September 27, 2014 may go down in history–literally–as a hot day for Boston local food. The thermometer hit 80 degrees as a blazing September sun shone on the second annual Boston Fermentation Festival and the third annual Let’s Talk About Food Festival. Each of the festivals attracted a bustling crowd eager to learn, talk about, and, of course, eat local food and drink. It took some doing, but I managed to “sandwich” both events into my day.
Let’s Talk About Food was a sprawling event in Boston’s Copley Square that included cooking demonstrations, specialty food vendors, nonprofits, and food experts tucked away in every tent, eager to get into a conversation about how we can cook better, eat healthier, and be more sustainable.
My favorite part of the festival was sitting in on a discussion about sustainable seafood in the “Endless Table” tent. It was fascinating to hear sustainable seafood experts discussing–and often disagreeing about–whether aquaculture is part of the problem or part of the solution, how climate change is impacting wild fisheries, and if creating consumer demand for sustainable seafood can put enough pressure on the industry to turn things around.
I find it very hard to figure out which types of seafood are most sustainable, so it was helpful to realize that this is so complex that even the experts don’t have all the answers.
Whole Foods, which was the presenting sponsor, had a huge presence. I was happy to see them handing out Mackintosh Eco Apples from Red Tomato. The farmers that Red Tomato works with use sustainable farming practices such as Integrated Pest Management (IPM), a creative and practical way for farmers to resist the pests that make it so hard to be a certified organic fruit farmer in the northeast.
I was also excited to taste a new organic red fife honey wheat baguette from the Bread & Circus Bakehouse. I find it incredibly frustrating that it’s so hard to get decent whole grain bread in the Boston area. The baguette had a great chewy texture and mild sweetness. It was especially sweet to learn that Whole Foods is sourcing organic, locally milled grain from Maine Grains in Skowhegan, Maine.
Maine Grains is doing an incredible job milling locally grown, stone ground whole grains. They’re supplying grains to the Whole Foods bakehouse and commissary, and their packaged products will be available, too.
Just a few miles away from Copley Square, at Egleston Farmers Market, the Boston Fermentation Festival had a very different vibe. The hipster quotient in Jamaica Plain and Roxbury expanded dramatically as makers and lovers of all kinds of fermented food and drink converged at the market. The festival featured an incredible array of fermentation authors and experts, including keynote speaker Sandor Katz, the James Beard award-winning author of the Art of Fermentation. Vendors, chefs and live food artisans came from all over New England and as far away as Michigan to sell food and compete in the “Pickle-Off.”

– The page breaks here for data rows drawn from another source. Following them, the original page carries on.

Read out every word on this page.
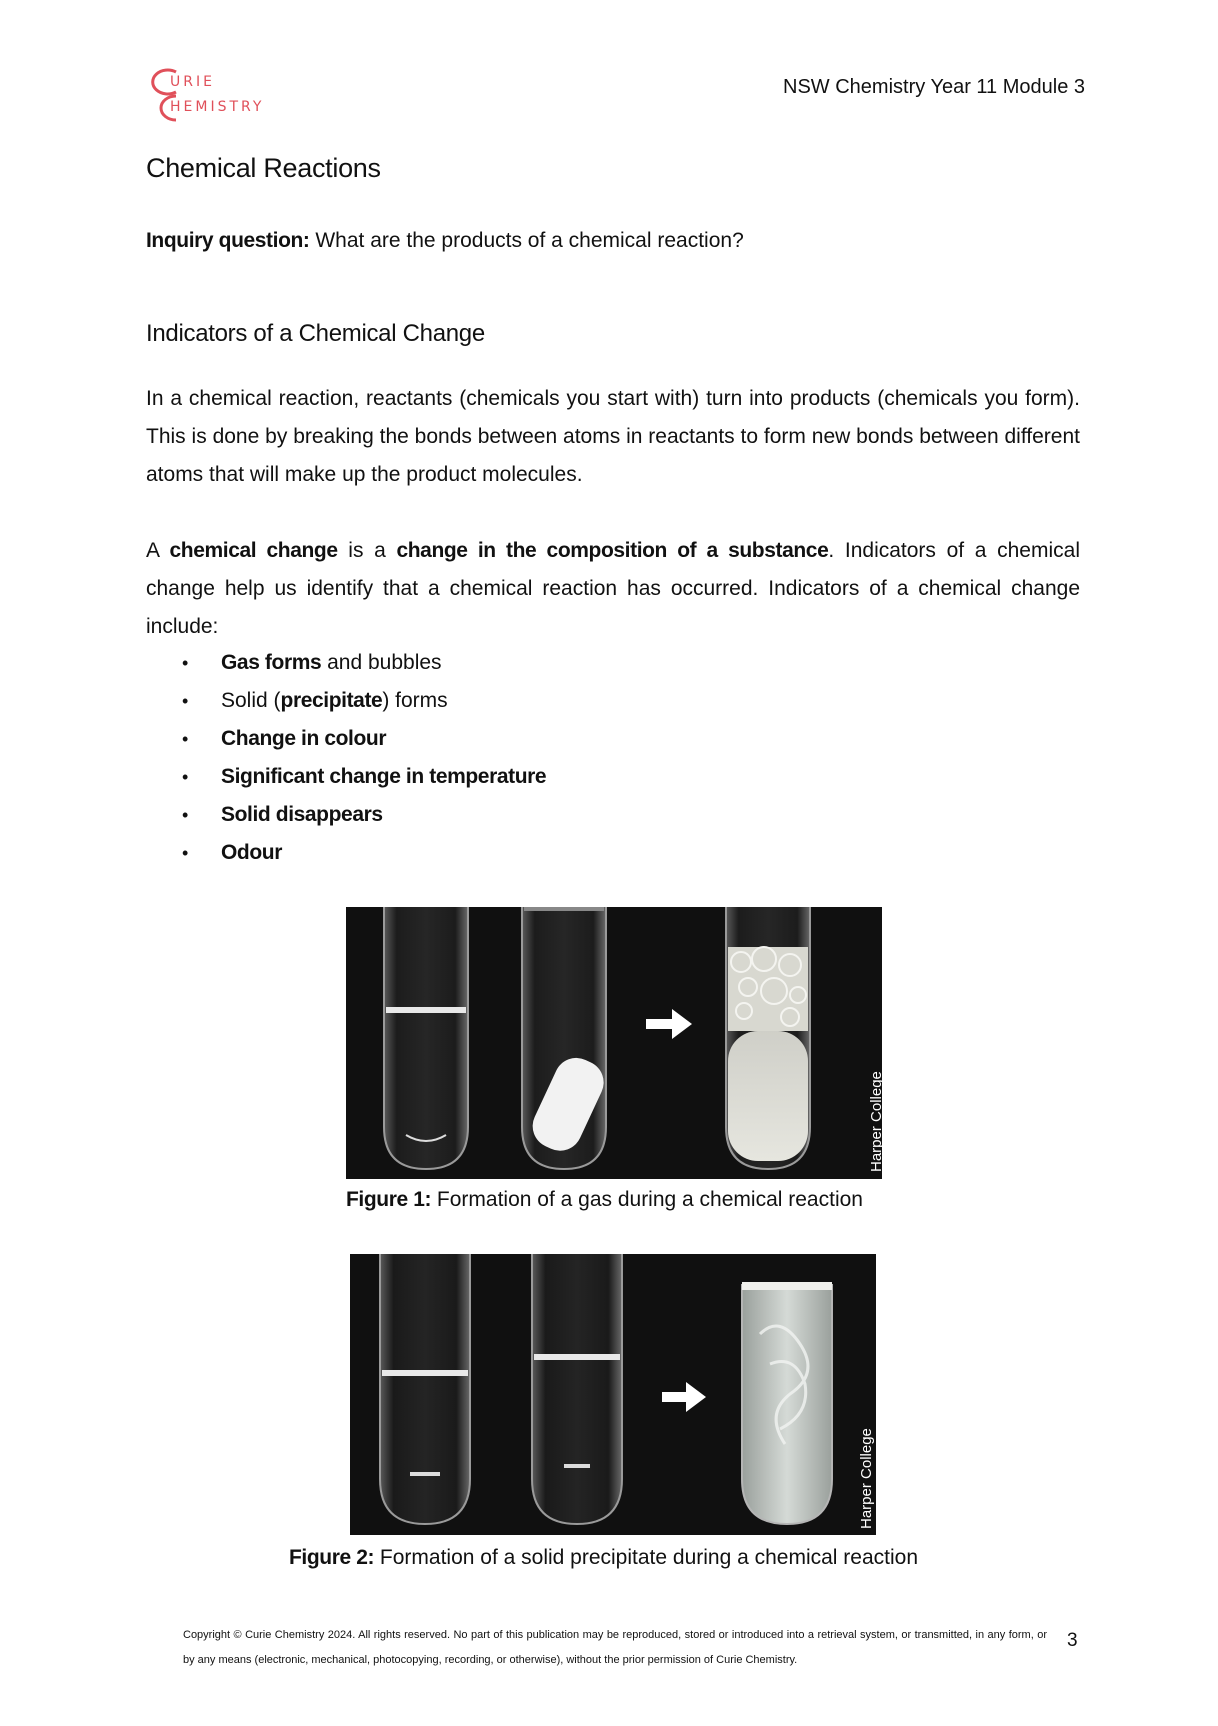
URIE
HEMISTRY
NSW Chemistry Year 11 Module 3
Chemical Reactions
Inquiry question: What are the products of a chemical reaction?
Indicators of a Chemical Change

In a chemical reaction, reactants (chemicals you start with) turn into products (chemicals you form). This is done by breaking the bonds between atoms in reactants to form new bonds between different atoms that will make up the product molecules.

A chemical change is a change in the composition of a substance. Indicators of a chemical change help us identify that a chemical reaction has occurred. Indicators of a chemical change include:

• Gas forms and bubbles
• Solid (precipitate) forms
• Change in colour
• Significant change in temperature
• Solid disappears
• Odour
Harper College
Figure 1: Formation of a gas during a chemical reaction
Harper College
Figure 2: Formation of a solid precipitate during a chemical reaction

Copyright © Curie Chemistry 2024. All rights reserved. No part of this publication may be reproduced, stored or introduced into a retrieval system, or transmitted, in any form, or by any means (electronic, mechanical, photocopying, recording, or otherwise), without the prior permission of Curie Chemistry.

3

Fermentation spans an enormous range of foods and beverages, from pickles, kimchi, and yogurt to kombucha, mead, beer and wine. I hate to confess this, but I’m not much of a fan of pickled foods, so I was excited that there were so many wonderful things to taste besides pickled beets.
For example, I’ve never thought of cheese as a fermented food (and not all cheeses are), but apparently, cheeses that have been inoculated with mold and gone through the aging process qualify. I went home with a pound of organic grass-fed cow’s cheese from Grey Barn Farm on Martha’s Vineyard. They describe their Eidolon as a bloomy rind cheese made in a classic French style. When I tasted it, it made me want to go on a picnic with a crusty baguette and bottle of wine. If this is fermentation, I want more!
Although it was fun to sample all those fermented foods, I was even more impressed by the culture (pun intended) of the fermentation folks. It’s all about sharing, teaching, learning, and having fun. A group of volunteers staged a “Kraut Mob,” where newbies like me could learn how to make their own sauerkraut on the spot and go home with a jar. And they even had an area called the “Kombucha Kamp Culture Petting Zoo,” where you could learn about and swap live “mother” and “starter” cultures.
I went home feeling lucky to live in a city like Boston, where we have not just one, but two great food festivals in one day. Just two weeks ago, we celebrated the fifth annual Boston Local Food Festival, which was another amazing event.
Sadly, I think the local food movement is in a bit of a pickle. Most of the food events I go to are primarily preaching to the converted. We need to foment food justice as we ferment our food. My hope is that as local food becomes more mainstream, it also becomes more inclusive. We need to make healthy, delicious local food accessible for everyone. Now, that’s a culture I want to spread.